Une justice à son plus bas
La crise à laquelle fait face la justice haïtienne est très profonde. Les difficultés socio-économiques et politiques auxquelles fait face la société impactent au plus au point le système judiciaire du pays. Pour Me Yvelise SAINTIDOR, avocate au Barreau des Côteaux et lauréate du concours de plaidoirie organisé par son Barreau d’attache en juillet dernier, la situation est inquiétante, et elle a besoin d’une attention urgente. « On est en train d’assister au déclin du système judiciaire qui se trouve depuis des années en situation de paralysie. Une justice en déroute qu’on doit sauver à tout prix, si l’on tient compte du rôle crucial que jouent le système judiciaire et ses institutions lorsqu’il s’agit de garantir les droits fondamentaux de la personne humaine », a-t-elle déclaré lors d’une interview accordée au journal Le Quotidien News.
Pour la jeune avocate, l’insécurité qui sévit dans le pays plonge la justice en eaux troubles, et prive les justiciables d’un droit des plus importants. « Les portes de certains tribunaux et celles de nombreux cabinets d’avocats sont fermées. Du fait de l’insécurité, les justiciables se voient privés de leur droit d’accès à la justice garanti par l’article 8 de la Convention Interaméricaine des Droits de l’Homme, ratifiée par Haïti. Et lorsqu’ils sont privés de ce droit, ils ont recours à la vengeance privée, et là, l’insécurité, la violence et l’impunité ne peuvent que s’amplifier », a-t-elle ajouté.
« Aussi paradoxal que cela puisse paraître, ces deux dernières années, on a pu constater une justice fuyant par tous les moyens l’insécurité. C’est le cas par exemple de la délocalisation de la Cour d’Appel qui se trouvait au Bicentenaire, après avoir passé des mois sans siéger, des mois sans qu’aucun arrêt ne puisse être rendu ». « Cette année, le Doyen du Tribunal de Première Instance de Port-au-Prince s’est frayé un passage et a trouvé refuge au local de la section Est du bureau d’État Civil de Port-au-Prince. Le parquet près le TPI de Port-au-Prince est actuellement logé à l’Avenue Martin Luther King. Depuis environ deux mois, après avoir été incendié, le TPI de la Croix-des-Bouquets a été transféré provisoirement au local de la bibliothèque municipale de Tabarre », explique la professionnelle du droit.

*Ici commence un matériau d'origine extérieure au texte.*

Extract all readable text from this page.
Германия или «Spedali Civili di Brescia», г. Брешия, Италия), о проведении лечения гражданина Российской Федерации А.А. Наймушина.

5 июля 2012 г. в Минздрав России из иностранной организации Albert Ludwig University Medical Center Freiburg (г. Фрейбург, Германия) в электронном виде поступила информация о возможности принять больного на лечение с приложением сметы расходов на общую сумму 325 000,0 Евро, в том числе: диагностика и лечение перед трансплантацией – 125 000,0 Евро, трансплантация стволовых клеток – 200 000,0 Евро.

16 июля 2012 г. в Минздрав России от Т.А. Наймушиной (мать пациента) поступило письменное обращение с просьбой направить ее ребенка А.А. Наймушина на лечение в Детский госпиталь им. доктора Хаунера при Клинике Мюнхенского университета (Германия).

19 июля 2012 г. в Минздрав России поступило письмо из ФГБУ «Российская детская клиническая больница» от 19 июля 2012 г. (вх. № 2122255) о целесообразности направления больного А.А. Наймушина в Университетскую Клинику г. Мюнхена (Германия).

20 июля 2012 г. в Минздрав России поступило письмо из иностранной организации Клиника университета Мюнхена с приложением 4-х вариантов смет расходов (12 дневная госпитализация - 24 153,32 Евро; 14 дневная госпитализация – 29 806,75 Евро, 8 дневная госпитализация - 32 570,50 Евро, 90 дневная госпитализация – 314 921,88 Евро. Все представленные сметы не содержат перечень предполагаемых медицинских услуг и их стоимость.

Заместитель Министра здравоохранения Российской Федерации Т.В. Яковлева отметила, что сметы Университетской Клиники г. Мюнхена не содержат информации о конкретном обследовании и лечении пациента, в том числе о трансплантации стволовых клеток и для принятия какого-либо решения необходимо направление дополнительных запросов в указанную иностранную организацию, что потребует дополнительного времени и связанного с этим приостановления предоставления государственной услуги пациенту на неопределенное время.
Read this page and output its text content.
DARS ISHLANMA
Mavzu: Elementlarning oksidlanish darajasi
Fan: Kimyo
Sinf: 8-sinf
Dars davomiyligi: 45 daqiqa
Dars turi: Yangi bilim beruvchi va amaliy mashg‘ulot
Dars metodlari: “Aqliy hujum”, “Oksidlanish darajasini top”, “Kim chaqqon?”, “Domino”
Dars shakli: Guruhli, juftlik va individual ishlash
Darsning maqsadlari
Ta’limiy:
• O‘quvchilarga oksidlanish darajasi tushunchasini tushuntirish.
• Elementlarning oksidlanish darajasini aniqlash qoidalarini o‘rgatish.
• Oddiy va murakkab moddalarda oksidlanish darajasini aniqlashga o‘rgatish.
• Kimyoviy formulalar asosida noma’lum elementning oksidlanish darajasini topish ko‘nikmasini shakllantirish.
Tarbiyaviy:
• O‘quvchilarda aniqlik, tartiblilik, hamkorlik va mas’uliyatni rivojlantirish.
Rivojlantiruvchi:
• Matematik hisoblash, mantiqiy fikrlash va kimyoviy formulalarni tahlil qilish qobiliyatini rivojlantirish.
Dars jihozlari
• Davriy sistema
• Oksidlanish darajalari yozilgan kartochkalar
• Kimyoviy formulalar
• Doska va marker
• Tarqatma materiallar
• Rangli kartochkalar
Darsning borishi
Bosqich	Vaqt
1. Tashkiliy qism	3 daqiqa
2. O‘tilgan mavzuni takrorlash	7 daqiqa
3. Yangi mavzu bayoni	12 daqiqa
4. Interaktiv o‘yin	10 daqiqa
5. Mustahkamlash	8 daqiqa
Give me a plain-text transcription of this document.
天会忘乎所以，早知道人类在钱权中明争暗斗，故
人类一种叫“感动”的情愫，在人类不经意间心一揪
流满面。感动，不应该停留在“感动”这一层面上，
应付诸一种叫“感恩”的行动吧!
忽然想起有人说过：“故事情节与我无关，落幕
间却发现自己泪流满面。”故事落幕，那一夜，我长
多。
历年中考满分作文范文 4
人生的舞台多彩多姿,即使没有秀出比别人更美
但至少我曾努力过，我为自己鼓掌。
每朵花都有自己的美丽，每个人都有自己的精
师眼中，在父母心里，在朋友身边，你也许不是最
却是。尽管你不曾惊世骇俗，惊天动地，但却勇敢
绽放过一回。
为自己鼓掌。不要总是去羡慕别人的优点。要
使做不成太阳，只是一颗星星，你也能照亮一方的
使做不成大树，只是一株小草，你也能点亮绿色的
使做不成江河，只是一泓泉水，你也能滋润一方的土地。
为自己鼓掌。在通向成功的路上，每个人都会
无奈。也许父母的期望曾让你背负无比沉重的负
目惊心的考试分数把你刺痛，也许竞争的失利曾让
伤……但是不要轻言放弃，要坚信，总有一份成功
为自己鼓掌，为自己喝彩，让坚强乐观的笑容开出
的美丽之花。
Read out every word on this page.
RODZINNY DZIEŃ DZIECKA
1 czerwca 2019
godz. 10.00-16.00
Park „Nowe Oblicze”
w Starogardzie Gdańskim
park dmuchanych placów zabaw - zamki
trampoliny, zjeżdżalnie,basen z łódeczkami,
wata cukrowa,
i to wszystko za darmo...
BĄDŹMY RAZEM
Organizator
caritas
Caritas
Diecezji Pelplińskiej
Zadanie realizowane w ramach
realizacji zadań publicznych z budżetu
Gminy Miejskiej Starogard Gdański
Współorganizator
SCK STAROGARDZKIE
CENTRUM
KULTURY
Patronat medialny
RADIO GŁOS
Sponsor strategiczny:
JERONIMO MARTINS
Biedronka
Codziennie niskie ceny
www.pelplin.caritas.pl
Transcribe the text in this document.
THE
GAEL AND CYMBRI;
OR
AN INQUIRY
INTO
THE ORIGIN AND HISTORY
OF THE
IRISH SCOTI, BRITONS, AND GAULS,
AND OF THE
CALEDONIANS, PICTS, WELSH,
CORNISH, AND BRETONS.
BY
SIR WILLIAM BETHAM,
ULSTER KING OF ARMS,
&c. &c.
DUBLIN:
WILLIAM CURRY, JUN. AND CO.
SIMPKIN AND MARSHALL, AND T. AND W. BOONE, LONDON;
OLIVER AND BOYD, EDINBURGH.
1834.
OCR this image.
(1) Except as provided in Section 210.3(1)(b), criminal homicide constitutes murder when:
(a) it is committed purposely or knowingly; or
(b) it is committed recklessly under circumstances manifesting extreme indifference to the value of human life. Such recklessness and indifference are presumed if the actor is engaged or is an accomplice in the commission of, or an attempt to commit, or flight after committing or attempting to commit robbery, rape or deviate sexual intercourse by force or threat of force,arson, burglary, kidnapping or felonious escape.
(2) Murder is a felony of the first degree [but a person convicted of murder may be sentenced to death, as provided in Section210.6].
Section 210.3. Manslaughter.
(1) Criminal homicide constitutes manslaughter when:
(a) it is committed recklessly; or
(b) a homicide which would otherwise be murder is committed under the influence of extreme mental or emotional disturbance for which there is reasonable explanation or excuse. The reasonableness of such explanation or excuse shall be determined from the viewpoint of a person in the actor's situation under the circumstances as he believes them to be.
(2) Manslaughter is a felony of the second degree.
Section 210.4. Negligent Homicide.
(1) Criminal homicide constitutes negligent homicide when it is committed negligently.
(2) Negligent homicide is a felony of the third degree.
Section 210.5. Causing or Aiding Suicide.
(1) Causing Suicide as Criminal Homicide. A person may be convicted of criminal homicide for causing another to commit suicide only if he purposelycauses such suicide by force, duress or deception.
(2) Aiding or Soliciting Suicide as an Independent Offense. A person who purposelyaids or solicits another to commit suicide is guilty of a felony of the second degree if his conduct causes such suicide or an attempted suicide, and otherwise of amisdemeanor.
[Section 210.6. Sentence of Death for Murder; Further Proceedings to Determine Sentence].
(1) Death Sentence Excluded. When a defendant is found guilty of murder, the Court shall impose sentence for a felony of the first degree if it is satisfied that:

Une justice à reconstruire
La multiplication des actes de vandalisme à l’encontre des différents locaux de l’institution judiciaire n’est pas sans conséquences. La disparition des dossiers, des corps du délit et des pièces à conviction aura pour conséquences d’augmenter massivement les cas de détention préventive prolongée et la surpopulation carcérale. Face à une telle situation, Me SAINTIDOR ne voit qu’une seule solution, la reconstitution des dossiers, « tâche un peu compliquée et qui demande du temps », dit-elle. « On peut soit utiliser les copies de procès-verbal des enquêtes préalablement réalisées, les copies des pièces du dossier, soit passer au greffe du Tribunal (s’il n’a pas été cambriolé) qui détient tous les dossiers », a-t-elle précisé. Cependant, cette solution n’est pas sans effet. « La version des faits pourrait être changée, les corps du délit ne pourront pas être restitués et les mandats d’amener et les ordres de dépôt seront introuvables puisqu’ils ne sont jamais enregistrés », a-t-elle ajouté.
Pour elle, le CSJP est depuis quelque temps en situation de handicap, fonctionnant avec seulement cinq membres sur neuf. Cependant, l’avocate croit que la volonté du Gouvernement d’outrepasser les missions et compétences du CSPJ risque de mettre le Conseil à genoux, en poursuivant avec un cycle long de mauvais traitement du pouvoir judiciaire. « Sans vouloir exagérer, l’indépendance du pouvoir judiciaire en Haïti est presqu’une utopie », s’indigne Me SAINTIDOR.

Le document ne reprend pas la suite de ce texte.